Sadly, this is not an isolated instance.  I also worked with an organization that recently launched a new business strategy designed to empower middle managers with decision-making authority.  The CEO boasted that this would allow his staff to use their judgment and thus free him up to do more important things. However, in my interactions with them, I found this to be an often expressed new direction that was rarely actualized.

Beyond adding to low morale, the above scenarios are sure-fire ways to slow down any progress your organization may be making.  In addition, those who are in the top positions are now backlogged with decisions that should really be made at the level they began.  Closely holding decision authority may feed some leaders’ need to be continually affirmed as the ultimate authority, however, it takes time away from other critical business requirements that are best lead by executive leaders.

An organization with a lot of red tape is certain to miss opportunity, and could possibly be rendered extinct if it is not careful.  If your managers are not allowed to take responsibility for their decisions, they well may leave you, become passive-aggressive, undermine that which they do not have control over, or give up and stop trying.  Want to kill a leader’s ability to lead?  It can easily be accomplished by withholding making-decisions authority.

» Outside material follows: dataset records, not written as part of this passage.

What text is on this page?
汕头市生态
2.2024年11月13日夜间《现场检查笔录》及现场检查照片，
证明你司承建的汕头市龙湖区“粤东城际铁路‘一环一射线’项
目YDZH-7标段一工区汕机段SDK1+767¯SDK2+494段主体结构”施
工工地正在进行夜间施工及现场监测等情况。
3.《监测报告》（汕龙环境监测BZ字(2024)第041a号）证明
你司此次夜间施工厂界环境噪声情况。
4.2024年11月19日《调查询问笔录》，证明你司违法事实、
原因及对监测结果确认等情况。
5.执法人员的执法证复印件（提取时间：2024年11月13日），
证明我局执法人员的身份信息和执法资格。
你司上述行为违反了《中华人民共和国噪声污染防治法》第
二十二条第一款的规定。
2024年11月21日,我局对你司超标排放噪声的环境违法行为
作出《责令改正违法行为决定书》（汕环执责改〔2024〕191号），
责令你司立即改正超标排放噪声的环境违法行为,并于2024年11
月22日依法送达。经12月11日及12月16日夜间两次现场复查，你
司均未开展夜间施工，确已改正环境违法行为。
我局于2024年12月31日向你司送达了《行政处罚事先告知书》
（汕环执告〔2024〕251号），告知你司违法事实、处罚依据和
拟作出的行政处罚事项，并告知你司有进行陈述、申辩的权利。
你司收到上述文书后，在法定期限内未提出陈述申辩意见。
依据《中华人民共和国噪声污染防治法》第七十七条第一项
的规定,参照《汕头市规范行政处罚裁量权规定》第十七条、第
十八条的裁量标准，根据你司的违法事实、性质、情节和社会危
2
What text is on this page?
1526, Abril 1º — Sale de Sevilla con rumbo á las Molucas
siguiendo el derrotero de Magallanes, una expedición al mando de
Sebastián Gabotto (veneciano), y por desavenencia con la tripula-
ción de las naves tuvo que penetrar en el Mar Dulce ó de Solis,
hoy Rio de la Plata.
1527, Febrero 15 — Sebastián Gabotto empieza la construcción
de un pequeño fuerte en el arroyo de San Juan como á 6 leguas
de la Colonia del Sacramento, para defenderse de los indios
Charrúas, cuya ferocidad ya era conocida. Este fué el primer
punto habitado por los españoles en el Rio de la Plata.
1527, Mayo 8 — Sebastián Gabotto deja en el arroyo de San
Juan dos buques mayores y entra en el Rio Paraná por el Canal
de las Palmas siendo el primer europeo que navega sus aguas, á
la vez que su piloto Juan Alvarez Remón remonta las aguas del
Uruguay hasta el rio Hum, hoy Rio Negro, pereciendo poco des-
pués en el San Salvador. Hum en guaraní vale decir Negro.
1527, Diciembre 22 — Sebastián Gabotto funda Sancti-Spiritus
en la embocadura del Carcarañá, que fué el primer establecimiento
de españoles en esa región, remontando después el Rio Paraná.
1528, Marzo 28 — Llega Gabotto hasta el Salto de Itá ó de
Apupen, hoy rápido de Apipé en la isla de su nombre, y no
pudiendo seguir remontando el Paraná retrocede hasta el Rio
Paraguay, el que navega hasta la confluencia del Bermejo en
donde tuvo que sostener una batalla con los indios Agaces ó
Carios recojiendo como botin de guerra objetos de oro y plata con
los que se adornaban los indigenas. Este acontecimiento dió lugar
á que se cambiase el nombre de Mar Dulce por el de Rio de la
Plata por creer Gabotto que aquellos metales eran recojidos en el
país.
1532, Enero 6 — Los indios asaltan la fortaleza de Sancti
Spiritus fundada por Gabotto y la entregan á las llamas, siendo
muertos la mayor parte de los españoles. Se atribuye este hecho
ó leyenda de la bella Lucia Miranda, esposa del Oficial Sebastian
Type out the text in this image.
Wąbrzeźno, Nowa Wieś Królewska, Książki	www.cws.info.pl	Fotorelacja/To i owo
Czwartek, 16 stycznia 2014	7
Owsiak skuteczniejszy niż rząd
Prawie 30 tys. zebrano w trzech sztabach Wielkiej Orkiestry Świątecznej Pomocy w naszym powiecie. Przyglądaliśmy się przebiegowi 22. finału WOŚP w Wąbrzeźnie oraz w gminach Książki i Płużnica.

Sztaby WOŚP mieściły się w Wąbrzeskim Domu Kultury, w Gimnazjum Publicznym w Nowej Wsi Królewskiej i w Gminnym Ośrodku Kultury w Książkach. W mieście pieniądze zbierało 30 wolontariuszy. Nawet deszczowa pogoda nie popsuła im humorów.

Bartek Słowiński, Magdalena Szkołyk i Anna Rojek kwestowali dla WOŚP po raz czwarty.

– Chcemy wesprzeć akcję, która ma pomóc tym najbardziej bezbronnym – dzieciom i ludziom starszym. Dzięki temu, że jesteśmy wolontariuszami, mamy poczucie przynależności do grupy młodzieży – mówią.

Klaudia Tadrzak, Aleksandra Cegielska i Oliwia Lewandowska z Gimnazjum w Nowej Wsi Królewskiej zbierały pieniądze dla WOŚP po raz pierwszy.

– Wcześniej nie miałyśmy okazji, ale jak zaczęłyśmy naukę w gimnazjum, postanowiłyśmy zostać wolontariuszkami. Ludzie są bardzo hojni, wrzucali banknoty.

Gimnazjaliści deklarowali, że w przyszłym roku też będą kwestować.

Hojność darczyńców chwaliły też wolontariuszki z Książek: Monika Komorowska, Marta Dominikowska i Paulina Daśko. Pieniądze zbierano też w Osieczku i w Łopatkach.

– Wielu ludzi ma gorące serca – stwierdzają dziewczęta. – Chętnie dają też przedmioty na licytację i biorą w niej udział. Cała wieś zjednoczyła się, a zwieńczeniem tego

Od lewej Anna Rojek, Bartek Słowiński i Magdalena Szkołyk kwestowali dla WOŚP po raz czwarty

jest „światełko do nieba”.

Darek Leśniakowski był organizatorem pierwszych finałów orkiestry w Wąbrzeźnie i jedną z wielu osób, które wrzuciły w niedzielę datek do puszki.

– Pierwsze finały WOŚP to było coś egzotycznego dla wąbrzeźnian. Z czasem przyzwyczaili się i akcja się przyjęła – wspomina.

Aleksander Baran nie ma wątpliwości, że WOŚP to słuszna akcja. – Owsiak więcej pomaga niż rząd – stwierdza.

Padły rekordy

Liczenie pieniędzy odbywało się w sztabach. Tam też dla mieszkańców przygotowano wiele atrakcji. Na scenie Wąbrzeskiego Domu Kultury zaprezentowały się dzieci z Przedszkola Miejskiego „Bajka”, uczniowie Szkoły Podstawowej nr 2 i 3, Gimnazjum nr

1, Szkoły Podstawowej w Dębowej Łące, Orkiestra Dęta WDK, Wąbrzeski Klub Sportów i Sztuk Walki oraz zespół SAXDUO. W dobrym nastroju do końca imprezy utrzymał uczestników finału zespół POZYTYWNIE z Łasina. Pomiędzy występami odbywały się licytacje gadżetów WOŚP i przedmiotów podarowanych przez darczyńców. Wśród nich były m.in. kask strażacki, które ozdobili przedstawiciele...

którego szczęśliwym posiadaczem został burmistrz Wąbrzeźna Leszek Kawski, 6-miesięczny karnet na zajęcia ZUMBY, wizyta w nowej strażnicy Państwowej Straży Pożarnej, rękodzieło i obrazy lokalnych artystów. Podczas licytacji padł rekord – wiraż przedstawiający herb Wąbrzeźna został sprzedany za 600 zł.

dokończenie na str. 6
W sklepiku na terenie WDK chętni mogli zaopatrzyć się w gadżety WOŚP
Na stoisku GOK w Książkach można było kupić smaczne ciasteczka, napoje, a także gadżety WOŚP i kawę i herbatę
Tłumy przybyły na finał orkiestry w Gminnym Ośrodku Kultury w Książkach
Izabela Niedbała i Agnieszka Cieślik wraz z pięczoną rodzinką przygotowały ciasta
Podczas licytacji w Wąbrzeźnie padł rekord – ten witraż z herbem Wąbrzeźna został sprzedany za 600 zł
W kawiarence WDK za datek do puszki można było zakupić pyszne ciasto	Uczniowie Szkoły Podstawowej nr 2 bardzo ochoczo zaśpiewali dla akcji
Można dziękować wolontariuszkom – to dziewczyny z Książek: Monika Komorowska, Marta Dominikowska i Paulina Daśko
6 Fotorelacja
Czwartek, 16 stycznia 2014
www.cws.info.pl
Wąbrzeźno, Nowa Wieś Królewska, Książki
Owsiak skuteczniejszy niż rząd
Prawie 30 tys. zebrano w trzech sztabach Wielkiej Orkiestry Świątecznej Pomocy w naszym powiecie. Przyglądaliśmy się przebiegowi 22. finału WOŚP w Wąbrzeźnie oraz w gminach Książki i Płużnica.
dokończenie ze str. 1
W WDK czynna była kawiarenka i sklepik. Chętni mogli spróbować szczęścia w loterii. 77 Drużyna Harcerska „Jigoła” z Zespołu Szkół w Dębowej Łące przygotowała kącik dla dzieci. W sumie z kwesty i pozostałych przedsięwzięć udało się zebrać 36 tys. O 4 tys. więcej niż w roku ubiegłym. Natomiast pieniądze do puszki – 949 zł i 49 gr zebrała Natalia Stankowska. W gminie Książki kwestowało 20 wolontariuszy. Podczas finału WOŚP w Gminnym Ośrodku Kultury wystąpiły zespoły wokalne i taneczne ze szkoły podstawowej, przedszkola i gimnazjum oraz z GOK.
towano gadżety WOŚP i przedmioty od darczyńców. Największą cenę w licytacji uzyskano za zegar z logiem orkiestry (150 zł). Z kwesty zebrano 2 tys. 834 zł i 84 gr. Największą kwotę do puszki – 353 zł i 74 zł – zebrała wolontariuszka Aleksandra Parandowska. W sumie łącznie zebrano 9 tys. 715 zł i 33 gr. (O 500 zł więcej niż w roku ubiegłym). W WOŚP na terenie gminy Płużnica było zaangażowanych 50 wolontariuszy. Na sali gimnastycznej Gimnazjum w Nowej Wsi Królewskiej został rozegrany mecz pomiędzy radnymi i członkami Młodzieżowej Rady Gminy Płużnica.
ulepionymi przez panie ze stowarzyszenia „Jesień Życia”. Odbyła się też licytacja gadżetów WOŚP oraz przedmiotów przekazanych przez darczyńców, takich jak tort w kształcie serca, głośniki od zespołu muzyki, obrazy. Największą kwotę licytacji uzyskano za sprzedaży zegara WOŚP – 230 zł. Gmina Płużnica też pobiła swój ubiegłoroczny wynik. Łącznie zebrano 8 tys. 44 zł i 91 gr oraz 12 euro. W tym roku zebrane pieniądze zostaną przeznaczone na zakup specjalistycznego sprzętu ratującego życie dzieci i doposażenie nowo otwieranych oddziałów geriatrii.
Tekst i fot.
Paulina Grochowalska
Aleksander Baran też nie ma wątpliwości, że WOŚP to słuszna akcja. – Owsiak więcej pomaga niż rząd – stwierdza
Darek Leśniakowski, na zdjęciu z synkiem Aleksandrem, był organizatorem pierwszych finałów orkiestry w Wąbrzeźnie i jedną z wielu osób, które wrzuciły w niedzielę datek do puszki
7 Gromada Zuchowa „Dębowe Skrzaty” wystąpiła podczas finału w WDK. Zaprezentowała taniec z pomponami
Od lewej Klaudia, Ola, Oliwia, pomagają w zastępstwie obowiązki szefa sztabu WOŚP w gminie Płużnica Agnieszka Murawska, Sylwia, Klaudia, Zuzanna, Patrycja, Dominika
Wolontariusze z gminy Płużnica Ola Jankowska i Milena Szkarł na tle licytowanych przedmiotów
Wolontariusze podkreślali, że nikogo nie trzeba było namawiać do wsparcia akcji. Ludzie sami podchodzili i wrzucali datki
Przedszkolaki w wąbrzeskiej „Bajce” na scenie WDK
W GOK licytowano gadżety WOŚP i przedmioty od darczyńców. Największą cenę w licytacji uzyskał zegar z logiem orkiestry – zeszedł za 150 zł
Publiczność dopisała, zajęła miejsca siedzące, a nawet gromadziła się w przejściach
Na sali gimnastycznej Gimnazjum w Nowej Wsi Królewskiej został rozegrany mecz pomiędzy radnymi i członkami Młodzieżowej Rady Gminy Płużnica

For those of you on the short end of this stick, it may feel like a vicious cycle, but you can gain back your authority.  It must be handled with a bit of tact so that upper management feels comfortable with the transition of authority.  When your Up-line gives you the next task for which he would likely want to retain the final say-so, try the following approach:  “I know that you have a lot on your plate, and clear ideas about what you want from this contract.  I would like to have your delegated authority to assess this opportunity and make a decision based on the criteria we have discussed?”  This approach requires that you ask enough questions to know exactly what matters in your up-line’s opinion, and that you communicate well and reconcile your prospective if it differs. Both you and your up-line may find this exchange the most beneficial exercise you could ever experience.